People walk past a branch of the Royal Bank of Scotland (RBS), in the City of London on August 4, 2010.  (Ben Stansall/Getty Images)
People walk past a branch of the Royal Bank of Scotland (RBS), in the City of London on August 4, 2010. (Ben Stansall/Getty Images)
For the first time since the international bailouts of three years ago, all four of the U.K.’s biggest banks have announced profits.

Barclays, HSBC, Lloyds TSB, and Royal Bank of Scotland (RBS) have collectively amassed some $12.7 billion for the first half of 2010. Lloyds TSB, as well as RBS and NatWest, and the smaller bank Northern Rock, had injections of government cash during the credit crunch.

Barclays and HSBC stayed aloof of state handouts.

The main reason for the banks’ upturn is their ability to borrow from the Bank of England at a very low interest rate (just 0.5 percent) and at the same time to lend to mortgage customers at a relatively high rate (4.5 or 5.0 percent), which gives a high profit margin.

With the announcement of a return to profit comes the thorny question of what happens to these profits amid continuing animosity toward bankers and their massive bonuses.

In an interview with the Sunday Telegraph, the minister in charge of finance, Chancellor George Osborne, said that banks should pay businesses not bonuses and that they have an “economic obligation to loan to businesses.”

According to Siobhan Kennedy on the Channel 4 News program, HSBC lent $2.22 billion to small and medium businesses this year but, accounting for money paid back, net lending actually fell by 2 percent.

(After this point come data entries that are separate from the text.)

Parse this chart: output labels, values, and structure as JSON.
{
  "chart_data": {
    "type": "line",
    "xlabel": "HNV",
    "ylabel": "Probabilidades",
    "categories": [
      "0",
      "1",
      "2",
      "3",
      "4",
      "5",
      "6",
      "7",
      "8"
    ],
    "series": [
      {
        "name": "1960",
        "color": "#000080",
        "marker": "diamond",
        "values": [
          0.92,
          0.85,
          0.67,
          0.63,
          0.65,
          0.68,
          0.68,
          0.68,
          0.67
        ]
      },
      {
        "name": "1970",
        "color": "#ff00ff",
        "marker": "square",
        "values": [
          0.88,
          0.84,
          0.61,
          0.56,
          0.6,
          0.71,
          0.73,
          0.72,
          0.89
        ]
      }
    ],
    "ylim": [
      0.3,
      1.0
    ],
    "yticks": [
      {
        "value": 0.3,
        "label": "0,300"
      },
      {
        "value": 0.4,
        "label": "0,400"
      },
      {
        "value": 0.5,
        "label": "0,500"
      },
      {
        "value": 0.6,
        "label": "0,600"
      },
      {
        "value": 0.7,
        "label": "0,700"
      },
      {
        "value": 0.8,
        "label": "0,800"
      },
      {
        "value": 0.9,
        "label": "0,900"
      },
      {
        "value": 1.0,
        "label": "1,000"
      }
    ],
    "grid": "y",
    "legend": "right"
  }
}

According to the July Economy Watch survey of the Forum of Private Business (FPB), small businesses will soon need more cash.

"The need for finance is only going to increase as the economy grows and as small firms, which must be the catalyst for sustained economic recovery, try to meet renewed demand," Matthew Goodman, the Forum's head of policy said in a press release.

Steven Green, chairman of British Bankers’ Association (BBA), wrote in their 2009/10 annual report, “Last year I wrote that re-establishing confidence and trust in the banking sector would be a journey up a steep mountain. One year on, we have collectively begun that journey.”

Green is also chairman of HSBC, which would not let Channel 4 cameras into the press conference where Green announced the bank’s half-year profit. HSBC also declined to appear on Channel 4 News to answer questions about their high yields and lack of lending.